Das diesjährige Motto der Woche der Gesundheit und Nachhaltigkeit „Selbst.bewusst.sein“ legt das
Augenmerk auf folgende drei Aspekte, das Selbstvertrauen und Selbstbewusstsein der Schülerinnen
und Schüler fördern, da dies die Grundlage für eine erfolgreiche Suchtprävention gegen jede Art von
Suchtmittel darstellt, den bewussten Umgang mit sich selbst und den bewussten Umgang mit der Umwelt. Mit der Mitmach-Initiative „Kinder stark machen“ von der Bundeszentrale für gesundheitliche Aufklärung wird das Selbstbewusstsein gestärkt. Denn Kinder, die wissen, dass ihnen etwas zugetraut wird, sind mutiger und selbstbewusster.
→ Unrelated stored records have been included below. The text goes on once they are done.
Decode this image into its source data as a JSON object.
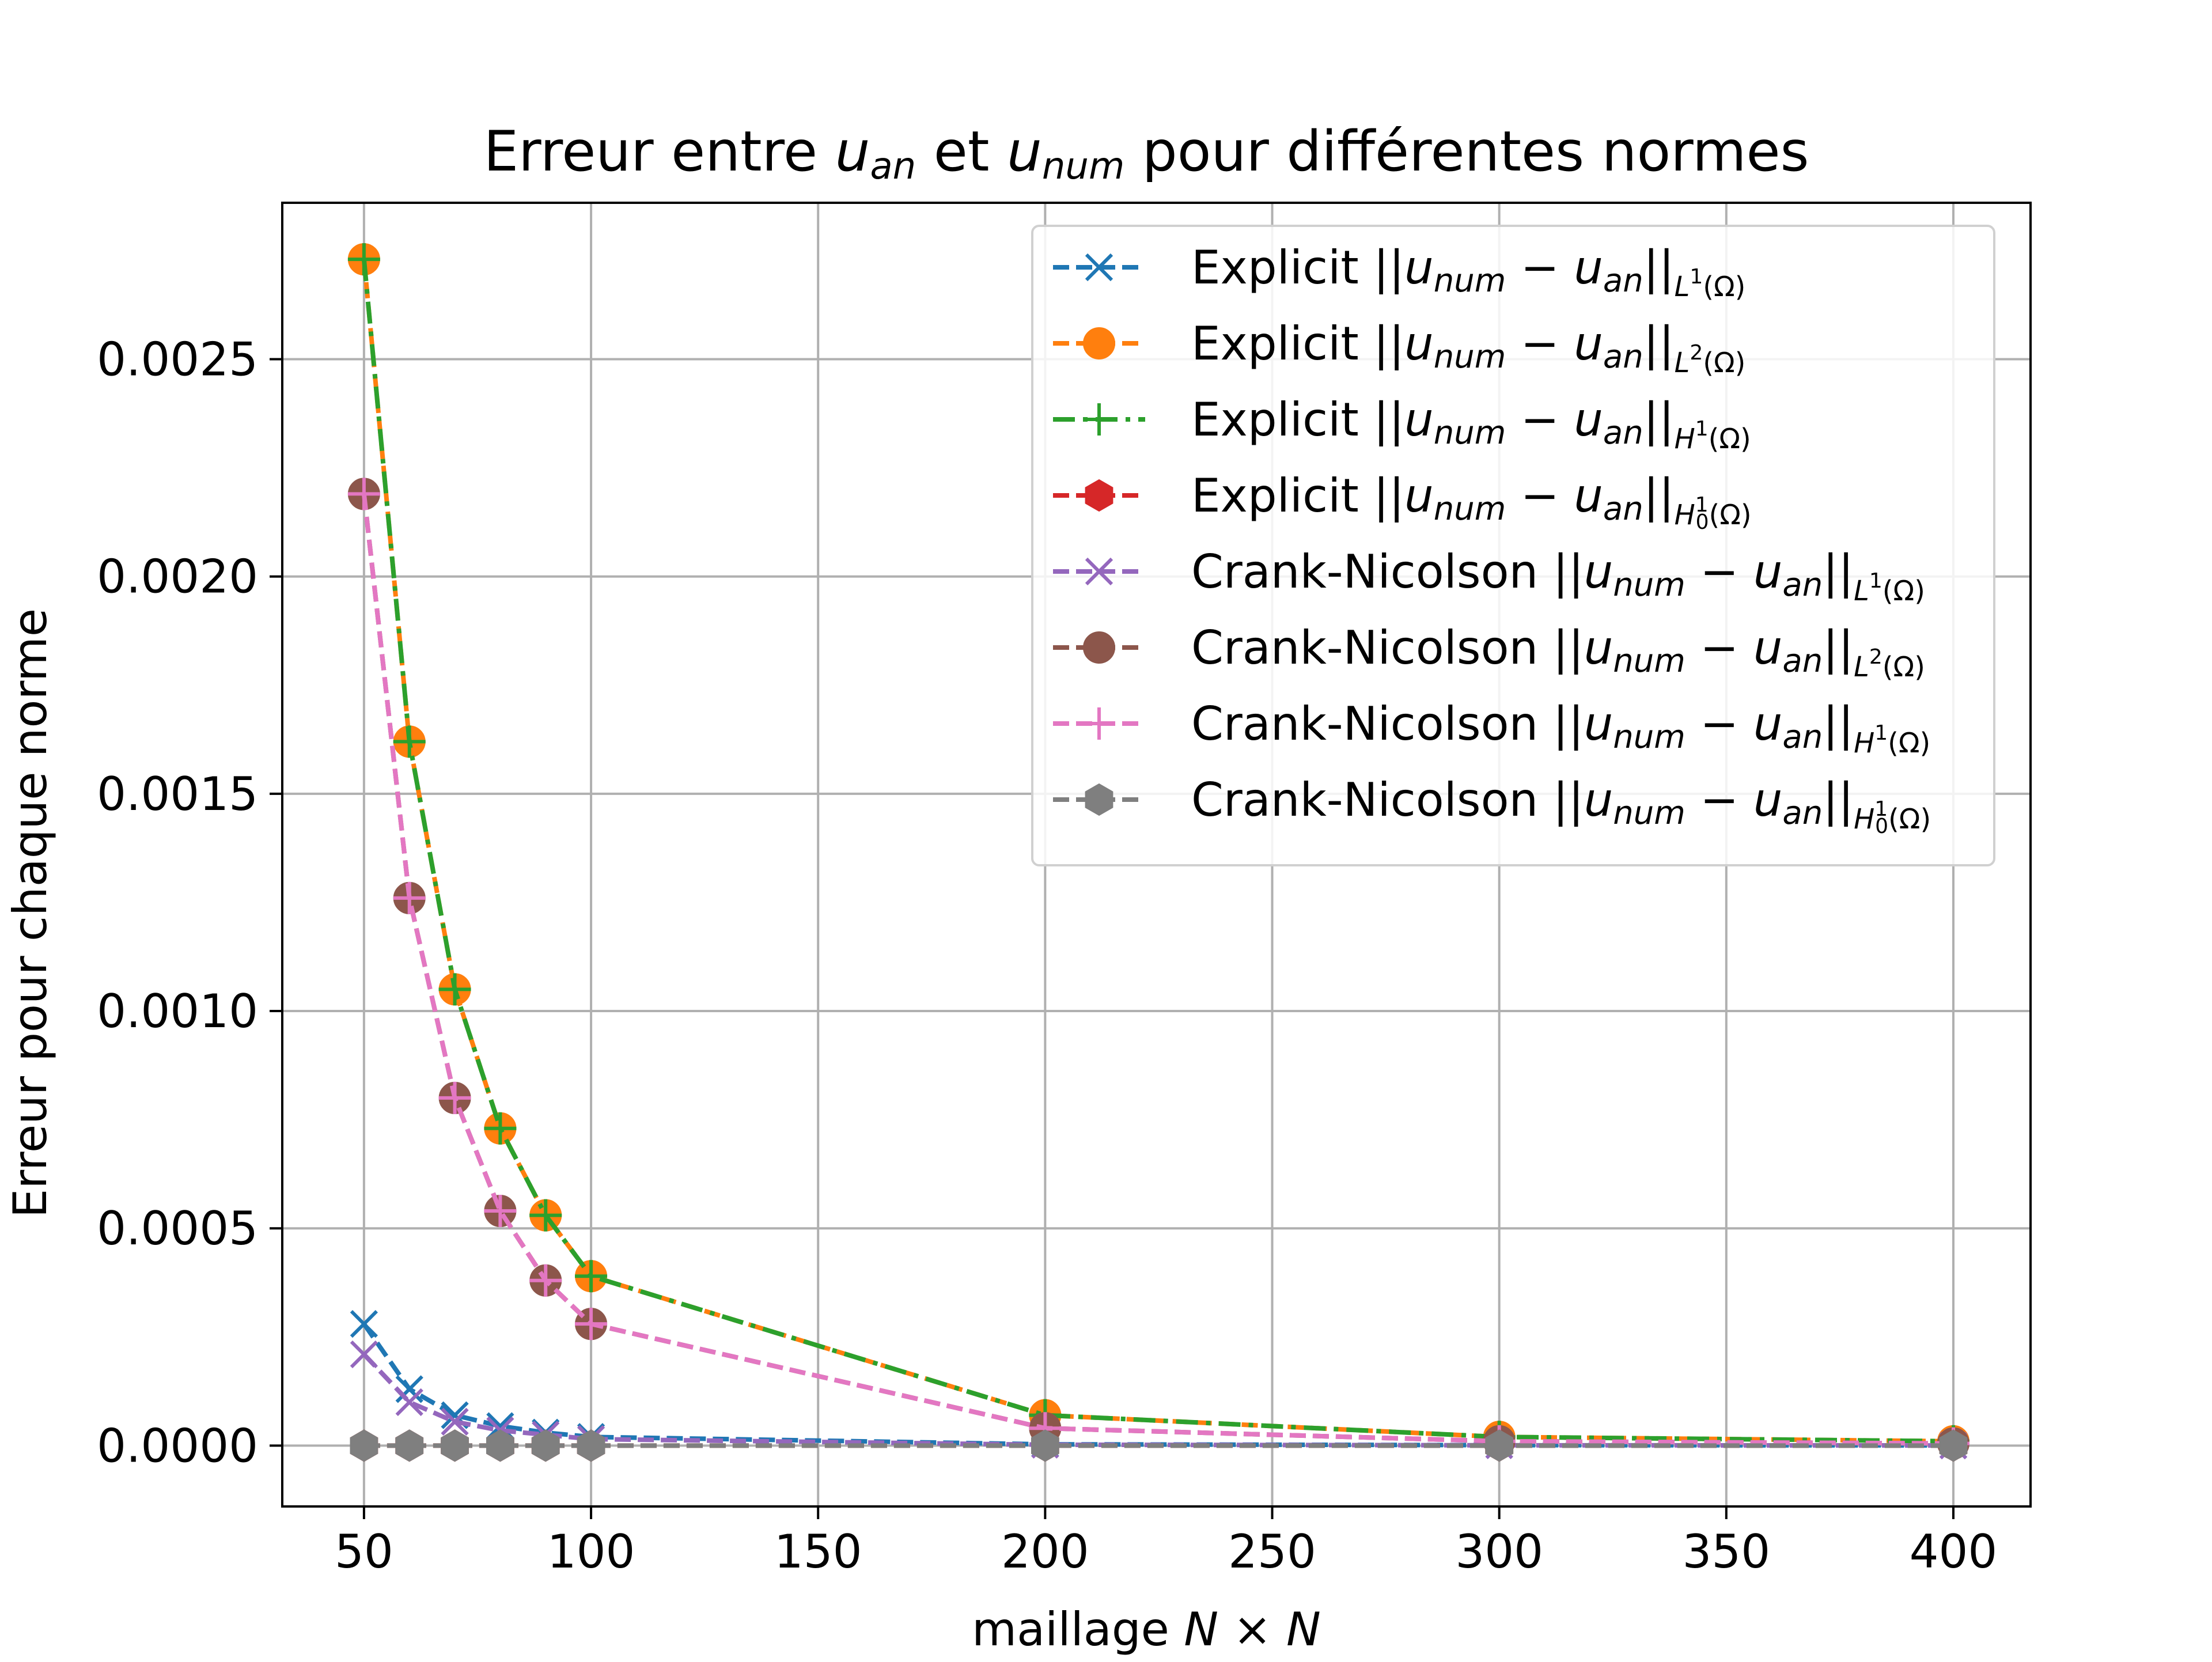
{
  "chart_data": {
    "type": "line",
    "title": {
      "prefix": "Erreur entre ",
      "v1": "u",
      "v1sub": "an",
      "mid": " et ",
      "v2": "u",
      "v2sub": "num",
      "suffix": " pour différentes normes"
    },
    "xlabel": {
      "text": "maillage ",
      "math": "N × N"
    },
    "ylabel": "Erreur pour chaque norme",
    "xlim": [
      32,
      417
    ],
    "ylim": [
      -0.00014,
      0.00286
    ],
    "x_ticks": [
      50,
      100,
      150,
      200,
      250,
      300,
      350,
      400
    ],
    "x_tick_labels": [
      "50",
      "100",
      "150",
      "200",
      "250",
      "300",
      "350",
      "400"
    ],
    "y_ticks": [
      0.0,
      0.0005,
      0.001,
      0.0015,
      0.002,
      0.0025
    ],
    "y_tick_labels": [
      "0.0000",
      "0.0005",
      "0.0010",
      "0.0015",
      "0.0020",
      "0.0025"
    ],
    "grid": true,
    "legend_position": "top-right",
    "x": [
      50,
      60,
      70,
      80,
      90,
      100,
      200,
      300,
      400
    ],
    "series": [
      {
        "name": {
          "scheme": "Explicit",
          "space": "L",
          "sup": "1",
          "sub0": false
        },
        "color": "#1f77b4",
        "marker": "x",
        "linestyle": "dash",
        "values": [
          0.00028,
          0.00013,
          7e-05,
          4.5e-05,
          3e-05,
          2e-05,
          3e-06,
          1e-06,
          5e-07
        ]
      },
      {
        "name": {
          "scheme": "Explicit",
          "space": "L",
          "sup": "2",
          "sub0": false
        },
        "color": "#ff7f0e",
        "marker": "circle",
        "linestyle": "dash",
        "values": [
          0.00273,
          0.00162,
          0.00105,
          0.00073,
          0.00053,
          0.00039,
          7e-05,
          2e-05,
          1e-05
        ]
      },
      {
        "name": {
          "scheme": "Explicit",
          "space": "H",
          "sup": "1",
          "sub0": false
        },
        "color": "#2ca02c",
        "marker": "plus",
        "linestyle": "dashdot",
        "values": [
          0.00273,
          0.00162,
          0.00105,
          0.00073,
          0.00053,
          0.00039,
          7e-05,
          2e-05,
          1e-05
        ]
      },
      {
        "name": {
          "scheme": "Explicit",
          "space": "H",
          "sup": "1",
          "sub0": true
        },
        "color": "#d62728",
        "marker": "hexagon",
        "linestyle": "dash",
        "values": [
          0.0,
          0.0,
          0.0,
          0.0,
          0.0,
          0.0,
          0.0,
          0.0,
          0.0
        ]
      },
      {
        "name": {
          "scheme": "Crank-Nicolson",
          "space": "L",
          "sup": "1",
          "sub0": false
        },
        "color": "#9467bd",
        "marker": "x",
        "linestyle": "dash",
        "values": [
          0.00021,
          0.0001,
          5.5e-05,
          3.5e-05,
          2.5e-05,
          1.5e-05,
          2e-06,
          8e-07,
          4e-07
        ]
      },
      {
        "name": {
          "scheme": "Crank-Nicolson",
          "space": "L",
          "sup": "2",
          "sub0": false
        },
        "color": "#8c564b",
        "marker": "circle",
        "linestyle": "dash",
        "values": [
          0.00219,
          0.00126,
          0.0008,
          0.00054,
          0.00038,
          0.00028,
          4e-05,
          1e-05,
          5e-06
        ]
      },
      {
        "name": {
          "scheme": "Crank-Nicolson",
          "space": "H",
          "sup": "1",
          "sub0": false
        },
        "color": "#e377c2",
        "marker": "plus",
        "linestyle": "dash",
        "values": [
          0.00219,
          0.00126,
          0.0008,
          0.00054,
          0.00038,
          0.00028,
          4e-05,
          1e-05,
          5e-06
        ]
      },
      {
        "name": {
          "scheme": "Crank-Nicolson",
          "space": "H",
          "sup": "1",
          "sub0": true
        },
        "color": "#7f7f7f",
        "marker": "hexagon",
        "linestyle": "dash",
        "values": [
          0.0,
          0.0,
          0.0,
          0.0,
          0.0,
          0.0,
          0.0,
          0.0,
          0.0
        ]
      }
    ]
  }
}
Diese Eigenschaften sind wichtig, damit Kinder im späteren Leben „Nein“ zu Suchtmitteln sagen können. Den Aspekt Umgang mit sich selbst, setzten die Kinder mit den täglichen Yoga-Einheiten während dieser Woche um. Yoga zielt darauf ab, Körper, Geist und Seele in Einklang zu bringen und hat viele positive Effekte auf die Gesundheit. Es steigert die Körperwahrnehmung, stärkt das Selbstbewusstsein und fördert die Konzentrationsfähigkeit. Die Yoga-Geschichten fanden im Klassenzimmer statt. Auch die Lehrkräfte nahmen im Team an einer Yoga-Schnupperstunde teil. Der Aspekt bewusster Umgang mit der Umwelt wurde umgesetzt mit einer Wasserchallenge, die den Kindern zeigen sollte, wie wichtig das Wasser als Lebensmittel ist. Die Kinder tranken eine Woche lang nur Wasser aus dem Waldwasserbrunnen der Schule. Bei der gesunden Pause, die der Elternbeirat durchführte, ging es um regionale gesunde Lebensmittel, die den Kindern ans Herz gelegt wurden. Die jährliche Kleiderteilaktion „Meins wird Deins“ von Aktion Hoffnung und Kindermissionswerk ‚Die Sternsinger‘ findet in dieser Woche ihren Startschuss und endet mit einer kleinen Martinsfeier im November. Der Weltladen und der Einkauf darin sollen die Kinder für den fairen Handel sensibilisieren und das globale vernetzende Denken anstoßen. Die Stromspartage starten in diese Woche und die Schülerinnen und Schüler führen sie, wie in den Jahren vorher nachhaltig weiter. Die Eltern wurden in Aktionen eingebunden und mit Elternbriefen rechtzeitig informiert. Am Ende freuten sich die Kinder über die gelungenen Aktionen.